Ричард Бротиган - Лужайкина месть
Несколько раз я добирался туда под дождем, и рыбу ловил под дождем, и обратно возвращался под дождем. Восемьдесят мокрых миль туда и обратно.
Я вылезал возле моста через Лонг-Том и ловил рыбу, проходя полмили вниз, к другому мосту. Деревянному, похожему на ангела. Река была какая-то пасмурная. Тихая рыбалка между мостами, вниз, сквозь ленивый текучий пейзаж.
За вторым мостом, походившим на белого деревянного ангела, река Лонг-Том текла крайне странно. С темной и призрачной рекой происходило вот что: через каждую сотню ярдов или около того находилось большое озерцо, вроде бочажины, река выбиралась из него и текла быстрым мелководный потоком под низко склонившимися деревьями, будто в тенистом плетеном тоннеле, до следующего топкого озерца, и редко-редко позволял я реке Лонг-Том позвать меня туда, вниз.

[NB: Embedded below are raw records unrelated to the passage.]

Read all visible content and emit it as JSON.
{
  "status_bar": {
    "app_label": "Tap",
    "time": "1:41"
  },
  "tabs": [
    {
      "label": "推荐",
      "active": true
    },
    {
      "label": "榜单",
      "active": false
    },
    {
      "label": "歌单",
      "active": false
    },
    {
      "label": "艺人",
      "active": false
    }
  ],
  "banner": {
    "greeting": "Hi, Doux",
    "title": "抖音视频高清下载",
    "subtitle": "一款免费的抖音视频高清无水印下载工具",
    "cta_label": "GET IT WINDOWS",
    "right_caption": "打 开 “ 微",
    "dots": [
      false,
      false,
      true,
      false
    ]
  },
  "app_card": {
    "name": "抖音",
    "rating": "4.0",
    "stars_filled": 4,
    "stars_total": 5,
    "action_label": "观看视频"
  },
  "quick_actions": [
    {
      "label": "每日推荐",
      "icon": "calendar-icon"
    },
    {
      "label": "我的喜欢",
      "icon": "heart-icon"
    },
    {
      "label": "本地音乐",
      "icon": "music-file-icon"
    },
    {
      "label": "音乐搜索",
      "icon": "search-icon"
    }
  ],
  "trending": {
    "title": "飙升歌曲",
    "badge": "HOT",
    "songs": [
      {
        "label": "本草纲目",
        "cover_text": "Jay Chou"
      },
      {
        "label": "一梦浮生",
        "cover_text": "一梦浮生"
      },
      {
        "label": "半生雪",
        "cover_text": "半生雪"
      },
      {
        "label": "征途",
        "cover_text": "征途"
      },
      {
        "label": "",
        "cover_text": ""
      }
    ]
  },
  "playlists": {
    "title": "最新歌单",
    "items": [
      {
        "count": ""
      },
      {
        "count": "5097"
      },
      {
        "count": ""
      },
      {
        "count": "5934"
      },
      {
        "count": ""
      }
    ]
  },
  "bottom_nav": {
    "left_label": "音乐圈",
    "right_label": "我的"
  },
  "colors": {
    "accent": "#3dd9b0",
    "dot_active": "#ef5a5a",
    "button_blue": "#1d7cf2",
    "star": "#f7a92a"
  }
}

Но как-то в конце августовского дня я удил, двигаясь к ангельскому мосту, и рыбалка была не слишком удачная. Я поймал всего четыре или пять форелей.

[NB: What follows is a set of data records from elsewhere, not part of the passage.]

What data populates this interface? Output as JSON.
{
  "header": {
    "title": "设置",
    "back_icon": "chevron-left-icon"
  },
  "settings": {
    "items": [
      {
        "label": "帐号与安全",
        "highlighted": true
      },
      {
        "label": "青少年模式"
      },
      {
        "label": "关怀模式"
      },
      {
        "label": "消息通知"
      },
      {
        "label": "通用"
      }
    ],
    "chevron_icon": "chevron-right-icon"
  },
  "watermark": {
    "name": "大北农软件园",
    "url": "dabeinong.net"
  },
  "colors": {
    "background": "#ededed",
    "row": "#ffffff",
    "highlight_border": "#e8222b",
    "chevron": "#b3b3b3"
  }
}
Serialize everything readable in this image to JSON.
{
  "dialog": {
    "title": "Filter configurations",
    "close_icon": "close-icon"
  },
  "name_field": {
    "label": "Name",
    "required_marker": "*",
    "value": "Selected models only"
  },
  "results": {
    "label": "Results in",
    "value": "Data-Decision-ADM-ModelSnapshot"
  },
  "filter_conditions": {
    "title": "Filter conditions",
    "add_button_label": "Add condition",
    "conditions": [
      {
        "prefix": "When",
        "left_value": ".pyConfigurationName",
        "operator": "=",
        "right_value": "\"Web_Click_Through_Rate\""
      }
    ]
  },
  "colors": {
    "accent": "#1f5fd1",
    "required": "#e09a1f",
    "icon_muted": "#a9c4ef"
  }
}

Шел дождь и там, в горах, было очень тепло, мы медленно приближались к закату, на самом деле, наверное, уже даже были сумерки. Из-за дождя я не знал точно, сколько времени.
Все равно: мною овладело какое-то чокнутое детское желание порыбачить ниже моста, в одном из плетеных речных тоннелей и в больших топких открытых озерцах.
Было уже действительно поздно, и вместо того, чтобы спускаться по реке, я должен был просто развернуться, уйти и стопом проехать под дождем сорок миль до дома.
Должен был успокоиться на том, что есть.
Но — еще чего! — я принялся удить там рыбу. В тоннелях были настоящие тропики, и я ловил форель там, где тоннели перетекали в большие топкие озерца. Потом нужно было по глубокому теплому илу эти озерца обходить.
Я упустил форель дюймов тринадцать в длину, страшно завелся и стал перемещаться вслед за удочкой дальше и дальше, пока не оказался на расстоянии шести топких озерец от деревянного ангельского моста — и вдруг, совершенно неожиданно свет взял и за несколько секунд выключился, испарился в абсолютной ночи, а я остался стоять в темноте, посередине шестого топкого озерца — впереди лишь тьма и вода, и позади лишь тьма и вода.
Чертов незнакомый страх сотряс меня. Будто бешеным землетрясением раскачало хрустальную адреналиновую люстру, и я развернулся и побежал по реке вверх, аллигатором плюхая вокруг больших топких озерец и собакой мчась по мелким тоннелям.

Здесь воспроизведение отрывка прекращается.